Он немного присел, подхватывая Исина под колени, и перекинул его через плечо, словно тряпичную куклу.
— Береги голову, я поворачиваю, — заявил Оле, когда Чжан, решивший выпрямиться, цепляясь за пальто, чуть не зацепил головой выступающий угол.
— Черт, — Исин еле успел пригнуться, — если я все еще жив, то точно не твоими стараниями! Ты слишком часто пытаешься меня угробить для человека, который желает мне долгой жизни!
Оле не стал дожидаться, когда Исин закончит свою пламенную речь, поэтому просто прыгнул вниз, перемахнув крутые ступеньки, и приземлился в сантиметре от стены, в которую утыкалась лестница. Чжан от такого прыжка покачнулся и влетел носом в чужую спину, да так, что казалось, даже хрустнули кости, только чьи именно было не очень понятно. Чондэ же невозмутимо развернулся, заставляя Исина уцепиться за него, словно обезьянка, чтобы вписаться в поворот и не улететь в стену.
— Осторожнее! — попросил молодой человек. — Чай не мешок с картошкой тащишь.
— Правда? А весишь ты ровно столько же, — усмехнулся Оле, проходя в кухню, где усадил Исина на стул.
— Знаешь, Оле, — молодой человек будто и не заметил, что его тело переместили в другую плоскость, — есть вещи, которые все еще остаются для меня загадкой.
— Да? — отстраненно спросил Чондэ, уходя в прихожую, за обувью Исина. — И какие же?
— Почему именно Оле-Лукойе?
— В каком смысле? — Оле несколько раз ударил кроссовки друг об друга, чтобы стряхнуть с них грязь, и вернулся на кухню.
— Просто это странно, разве нет? Они не дают твоей душе возможности переродиться, потому что это, мол, опасно, а потом дают тебе огромные возможности и отправляют в этот мир. И это, по их мнению, совсем не опасно?
— На самом деле, — Чондэ присел на одно колено, чтобы надеть на Исина кроссовки, — моя сила действительно велика, но только в рамках определенной плоскости. При кажущемся всемогуществе я весьма ограничен в своих действиях. За мной постоянно присматривают, я пишу отчеты о проделанной работе. Поверь мне, даже если бы я захотел совершить переворот, меня бы остановили раньше, чем я успел бы об этом подумать, а мое влияние на реальный мир совсем незначительное, особенно по сравнению с твоим.
— Я все равно не понимаю, Оле!
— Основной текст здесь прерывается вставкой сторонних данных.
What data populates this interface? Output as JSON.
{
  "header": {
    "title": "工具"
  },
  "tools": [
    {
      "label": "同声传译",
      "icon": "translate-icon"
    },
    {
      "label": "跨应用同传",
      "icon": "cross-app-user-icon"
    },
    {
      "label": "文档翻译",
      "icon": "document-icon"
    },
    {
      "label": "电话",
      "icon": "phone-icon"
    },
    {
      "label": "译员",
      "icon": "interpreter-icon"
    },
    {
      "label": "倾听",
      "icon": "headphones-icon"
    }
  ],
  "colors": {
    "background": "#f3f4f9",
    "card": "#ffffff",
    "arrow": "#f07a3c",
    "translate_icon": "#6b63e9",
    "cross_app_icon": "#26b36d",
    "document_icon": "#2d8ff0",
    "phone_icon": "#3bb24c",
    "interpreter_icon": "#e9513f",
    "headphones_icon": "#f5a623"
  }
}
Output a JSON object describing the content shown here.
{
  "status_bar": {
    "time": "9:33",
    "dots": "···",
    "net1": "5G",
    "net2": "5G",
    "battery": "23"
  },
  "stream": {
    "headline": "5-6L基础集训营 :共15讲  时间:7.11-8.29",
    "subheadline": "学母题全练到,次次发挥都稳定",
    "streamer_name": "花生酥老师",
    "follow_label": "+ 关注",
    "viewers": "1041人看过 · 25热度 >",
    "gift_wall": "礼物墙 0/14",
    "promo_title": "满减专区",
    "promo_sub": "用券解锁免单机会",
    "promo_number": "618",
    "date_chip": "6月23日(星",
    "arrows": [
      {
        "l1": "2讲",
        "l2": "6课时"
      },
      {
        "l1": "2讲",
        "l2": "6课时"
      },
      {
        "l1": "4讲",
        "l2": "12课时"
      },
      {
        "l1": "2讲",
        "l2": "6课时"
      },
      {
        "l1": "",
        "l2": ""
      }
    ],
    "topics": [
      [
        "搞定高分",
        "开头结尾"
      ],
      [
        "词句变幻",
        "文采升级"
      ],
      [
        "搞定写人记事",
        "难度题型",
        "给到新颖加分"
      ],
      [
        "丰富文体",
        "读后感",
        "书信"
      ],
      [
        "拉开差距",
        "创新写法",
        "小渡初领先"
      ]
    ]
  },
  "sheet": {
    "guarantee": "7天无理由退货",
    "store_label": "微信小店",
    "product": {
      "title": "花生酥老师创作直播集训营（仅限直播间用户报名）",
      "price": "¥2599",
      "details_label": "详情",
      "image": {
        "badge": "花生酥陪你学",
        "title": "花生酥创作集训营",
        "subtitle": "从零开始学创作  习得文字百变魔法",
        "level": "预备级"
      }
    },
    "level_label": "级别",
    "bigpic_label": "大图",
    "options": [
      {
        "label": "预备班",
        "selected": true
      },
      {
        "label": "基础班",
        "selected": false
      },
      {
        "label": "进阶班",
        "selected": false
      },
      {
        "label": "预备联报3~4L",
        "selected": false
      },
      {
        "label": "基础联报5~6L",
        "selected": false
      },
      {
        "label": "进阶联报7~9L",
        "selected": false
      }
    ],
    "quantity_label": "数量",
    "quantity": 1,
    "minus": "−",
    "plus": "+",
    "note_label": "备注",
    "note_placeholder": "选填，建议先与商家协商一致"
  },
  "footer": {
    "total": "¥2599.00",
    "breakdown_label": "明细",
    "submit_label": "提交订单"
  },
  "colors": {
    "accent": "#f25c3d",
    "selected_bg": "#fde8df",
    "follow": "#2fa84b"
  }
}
Что может быть такого опасного в твоей душе, что ей не дают шанса?
— Понимаешь, Исин, дело в том, что душа по определению не может ровняться нулю, так же, как она не может быть абсолютным злом или абсолютным добром, таких понятий просто не существует. Одна из чаш так или иначе перевесит, и чаще перевес идет в сторону души. Все это делается для того, чтобы определить жизненный цикл. Если душа скатывается в темноту, значит гниет. Гниение — как чума, если не сожжешь, она будет распространяться бесконтрольно, заражая собой все вокруг. Если пустить все на самотек, нарушится порядок, мир неизменно превратится в хаос.
— Но при чем здесь ты? Ведь ни одна из чаш весов не перевесила другую.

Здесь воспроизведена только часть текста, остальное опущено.